それまでもちょろちょろっとしか入れなかったバイトもその人達との取り合いよ。
仕事が無いとお金も稼げないでしょ?
需要が高まって供給が追いつかず、食料品とかの値上げも乱立したらどうなると思う?
…しかも、安全地帯だとわかると人って余裕が生まれるでしょ?
犯罪件数も軒並み伸びてたみたい。
…宿から追い出された私も、例外じゃなく巻き込まれたわ。
身ぐるみ剥がされて、奴隷落ちよ…。
地下の檻にはひしめく程の人、人、人。
…私は皆とは別枠で個人用の檻へと入れられたわ。
理由?
他の人よりも綺麗だったからですって。
素材はそこそこなんだけど、そうじゃなかった。
村って田舎だってばかりに思っていたけれど。
宿で暮らして数日もかからずに思ったのよ…何で村の暮らしの方が充実してるのよっ!って。
まず、お風呂が無かったのが大ショックよ。
近くに川も流れて無いから、水を含ませたタオルで身体を拭くだけなの…街なのにっ!しかも、桶一杯分の水にもお金が掛かるって何?あり得ないでしょ!!

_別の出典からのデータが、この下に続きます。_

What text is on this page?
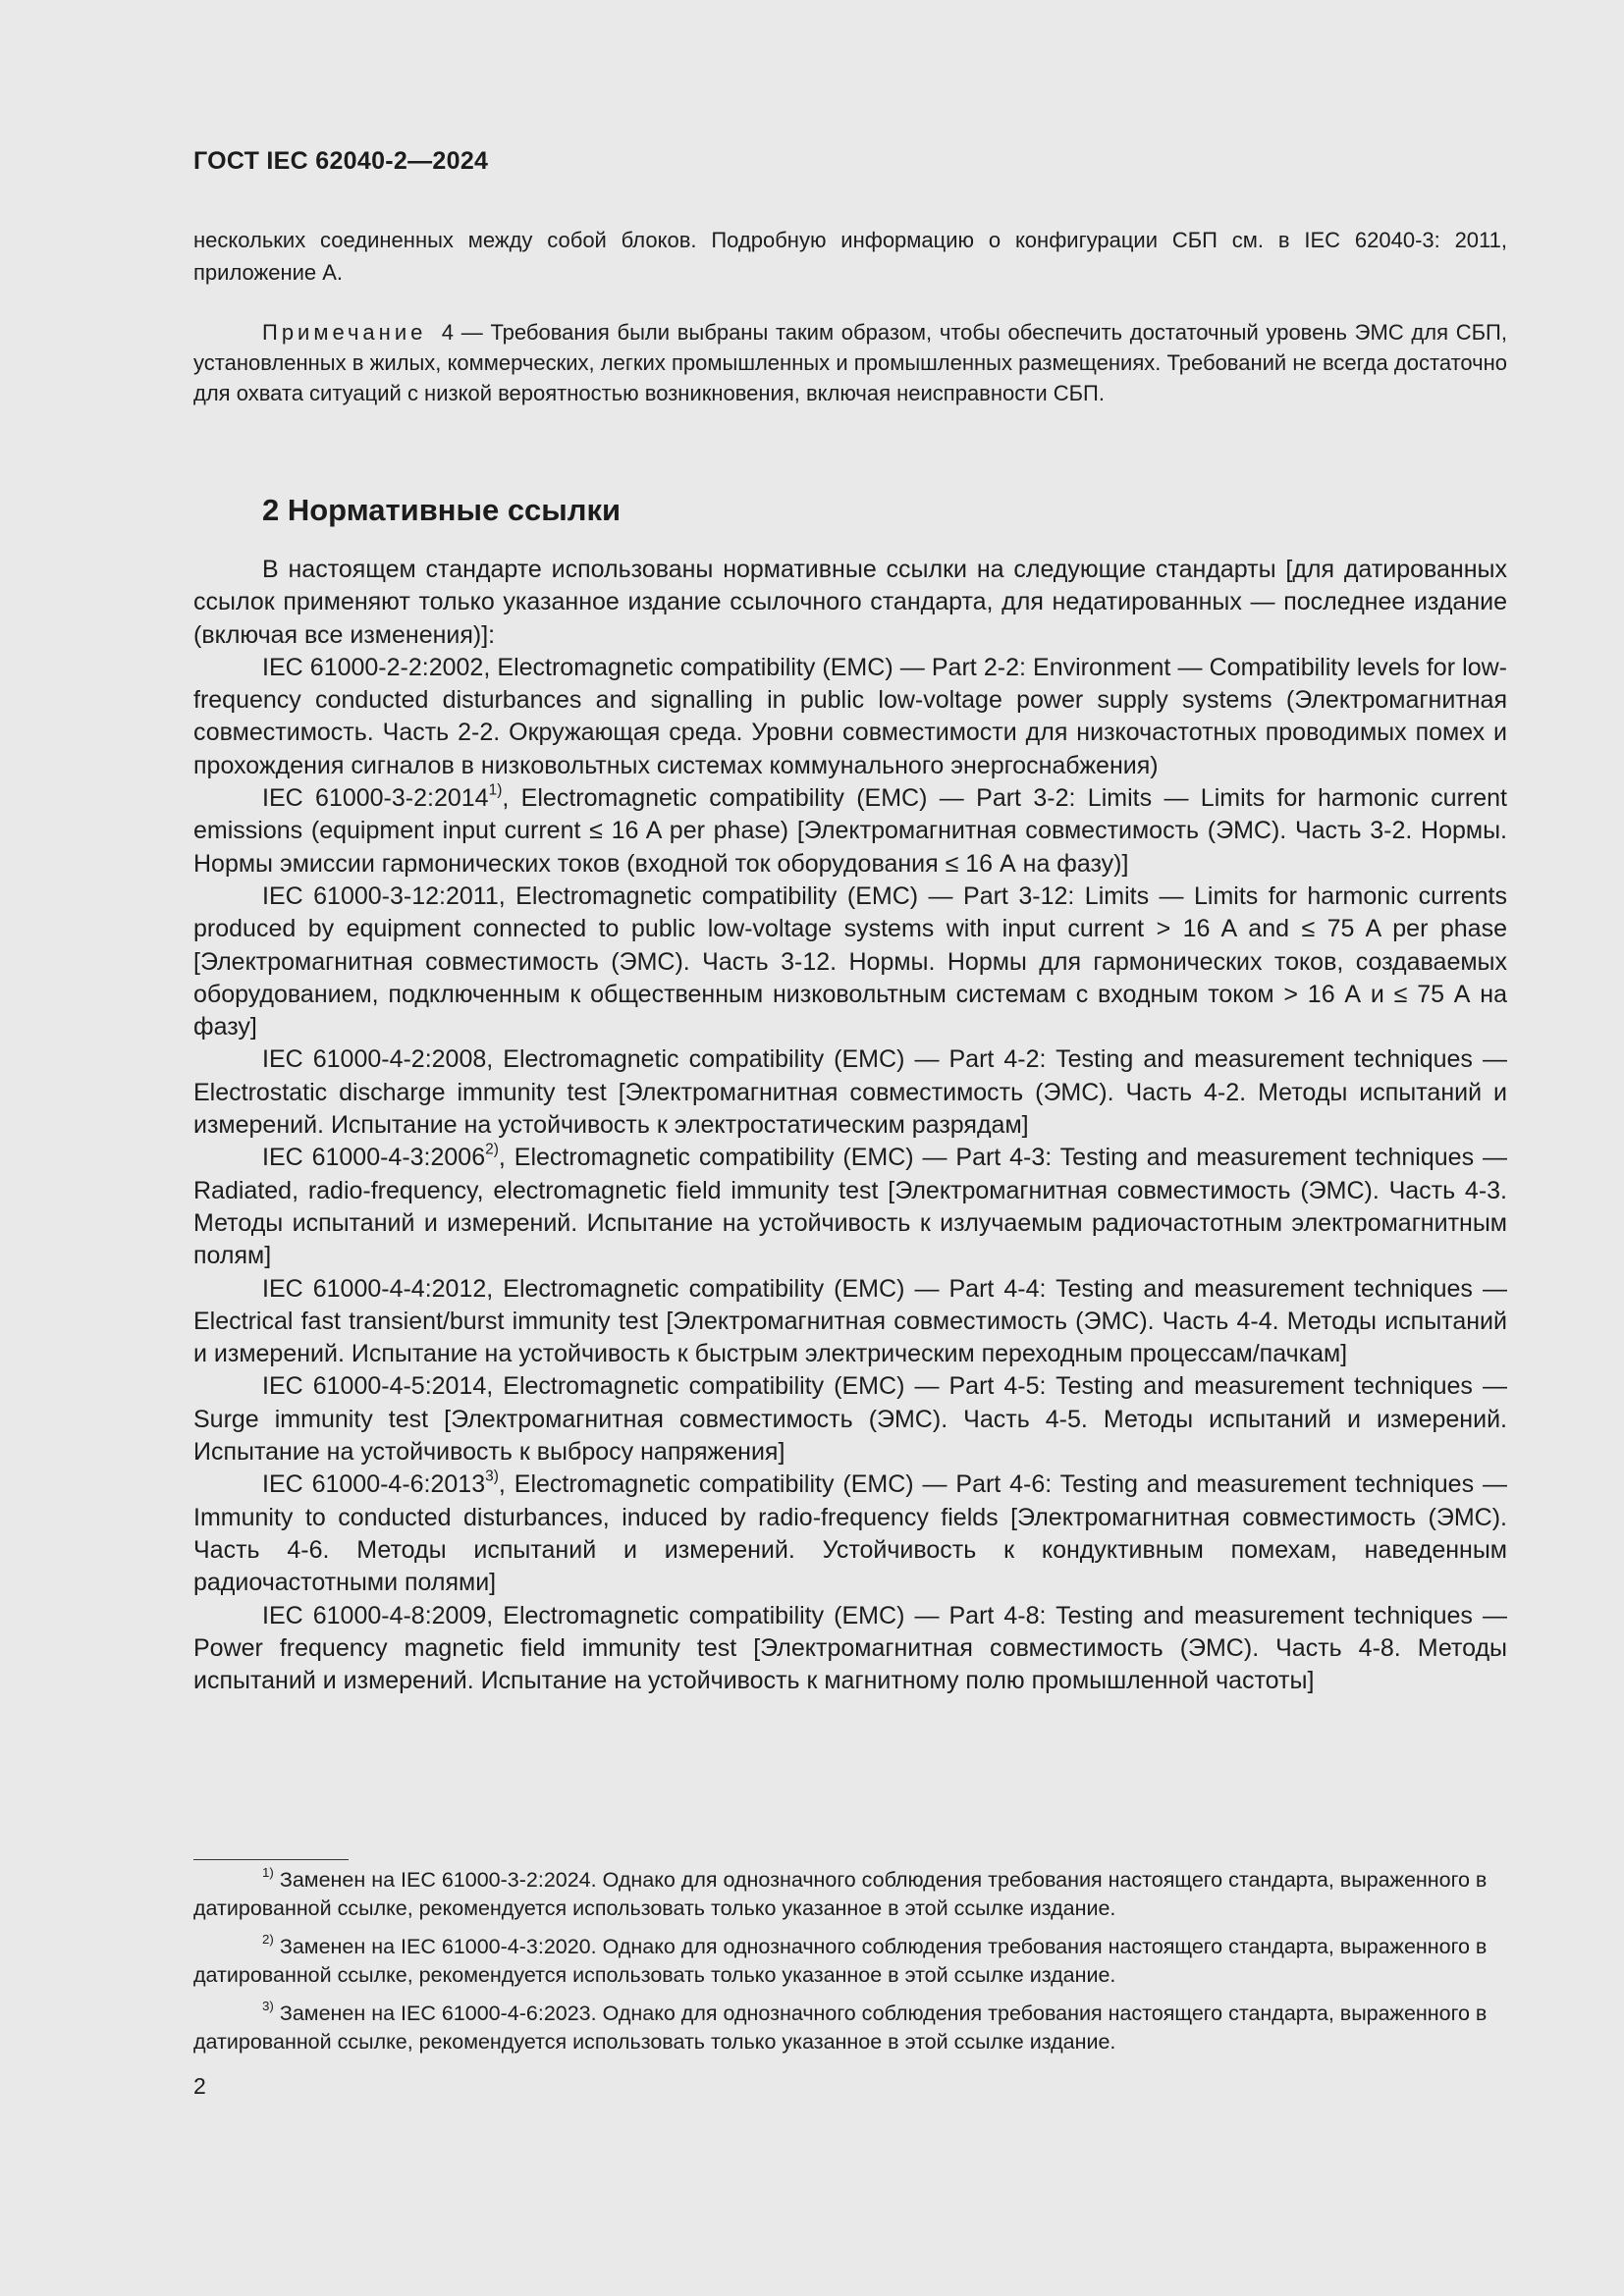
ГОСТ IEC 62040-2—2024

нескольких соединенных между собой блоков. Подробную информацию о конфигурации СБП см. в IEC 62040-3: 2011, приложение А.

Примечание 4 — Требования были выбраны таким образом, чтобы обеспечить достаточный уровень ЭМС для СБП, установленных в жилых, коммерческих, легких промышленных и промышленных размещениях. Требований не всегда достаточно для охвата ситуаций с низкой вероятностью возникновения, включая неисправности СБП.

2 Нормативные ссылки

В настоящем стандарте использованы нормативные ссылки на следующие стандарты [для датированных ссылок применяют только указанное издание ссылочного стандарта, для недатированных — последнее издание (включая все изменения)]:

IEC 61000-2-2:2002, Electromagnetic compatibility (EMC) — Part 2-2: Environment — Compatibility levels for low-frequency conducted disturbances and signalling in public low-voltage power supply systems (Электромагнитная совместимость. Часть 2-2. Окружающая среда. Уровни совместимости для низкочастотных проводимых помех и прохождения сигналов в низковольтных системах коммунального энергоснабжения)

IEC 61000-3-2:2014$^{1)}$, Electromagnetic compatibility (EMC) — Part 3-2: Limits — Limits for harmonic current emissions (equipment input current ≤ 16 A per phase) [Электромагнитная совместимость (ЭМС). Часть 3-2. Нормы. Нормы эмиссии гармонических токов (входной ток оборудования ≤ 16 А на фазу)]

IEC 61000-3-12:2011, Electromagnetic compatibility (EMC) — Part 3-12: Limits — Limits for harmonic currents produced by equipment connected to public low-voltage systems with input current > 16 A and ≤ 75 A per phase [Электромагнитная совместимость (ЭМС). Часть 3-12. Нормы. Нормы для гармонических токов, создаваемых оборудованием, подключенным к общественным низковольтным системам с входным током > 16 А и ≤ 75 А на фазу]

IEC 61000-4-2:2008, Electromagnetic compatibility (EMC) — Part 4-2: Testing and measurement techniques — Electrostatic discharge immunity test [Электромагнитная совместимость (ЭМС). Часть 4-2. Методы испытаний и измерений. Испытание на устойчивость к электростатическим разрядам]

IEC 61000-4-3:2006$^{2)}$, Electromagnetic compatibility (EMC) — Part 4-3: Testing and measurement techniques — Radiated, radio-frequency, electromagnetic field immunity test [Электромагнитная совместимость (ЭМС). Часть 4-3. Методы испытаний и измерений. Испытание на устойчивость к излучаемым радиочастотным электромагнитным полям]

IEC 61000-4-4:2012, Electromagnetic compatibility (EMC) — Part 4-4: Testing and measurement techniques — Electrical fast transient/burst immunity test [Электромагнитная совместимость (ЭМС). Часть 4-4. Методы испытаний и измерений. Испытание на устойчивость к быстрым электрическим переходным процессам/пачкам]

IEC 61000-4-5:2014, Electromagnetic compatibility (EMC) — Part 4-5: Testing and measurement techniques — Surge immunity test [Электромагнитная совместимость (ЭМС). Часть 4-5. Методы испытаний и измерений. Испытание на устойчивость к выбросу напряжения]

IEC 61000-4-6:2013$^{3)}$, Electromagnetic compatibility (EMC) — Part 4-6: Testing and measurement techniques — Immunity to conducted disturbances, induced by radio-frequency fields [Электромагнитная совместимость (ЭМС). Часть 4-6. Методы испытаний и измерений. Устойчивость к кондуктивным помехам, наведенным радиочастотными полями]

IEC 61000-4-8:2009, Electromagnetic compatibility (EMC) — Part 4-8: Testing and measurement techniques — Power frequency magnetic field immunity test [Электромагнитная совместимость (ЭМС). Часть 4-8. Методы испытаний и измерений. Испытание на устойчивость к магнитному полю промышленной частоты]

$^{1)}$ Заменен на IEC 61000-3-2:2024. Однако для однозначного соблюдения требования настоящего стандарта, выраженного в датированной ссылке, рекомендуется использовать только указанное в этой ссылке издание.

$^{2)}$ Заменен на IEC 61000-4-3:2020. Однако для однозначного соблюдения требования настоящего стандарта, выраженного в датированной ссылке, рекомендуется использовать только указанное в этой ссылке издание.

$^{3)}$ Заменен на IEC 61000-4-6:2023. Однако для однозначного соблюдения требования настоящего стандарта, выраженного в датированной ссылке, рекомендуется использовать только указанное в этой ссылке издание.

2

村では洗髪剤に身体を洗う洗剤と使用用途が別れた物を使ってたでしょ?それも無いし、もう最悪よ。
数日で何だか体が痒い気がしていたし、もう村に帰っちゃおうかしらって悩んでいた所で誘拐されちゃうなんて…本当に私ってついて無いんだから!
一週間はお風呂に入らなかった私だけれど、未だその効果は残っていた様で、他の人達とはキレイさが違って出ていたみたいね。
薄汚れた人達とは分けてくれたのは良いけれど…そもそも誘拐しての強制奴隷は違法なの。
法が効かないから、行った先でどう言う扱いを受けるかも分からないわ…。
私、これからどうなっちゃうのかしら…と悲嘆に暮れるしかない惨めさに涙が溢れた。
…こんな事なら村から出ずに、大人しくレオンの奥さんやっていれば良かったのかしら、と後悔する日々と希望の見出せない未来に絶望するしか無い私は…「助けに来たぞ」って入り口から来てくれるレオンとイチさんの妄想を頭で繰り広げて、開かずの扉を見続ける事しか出来無かったのであった……。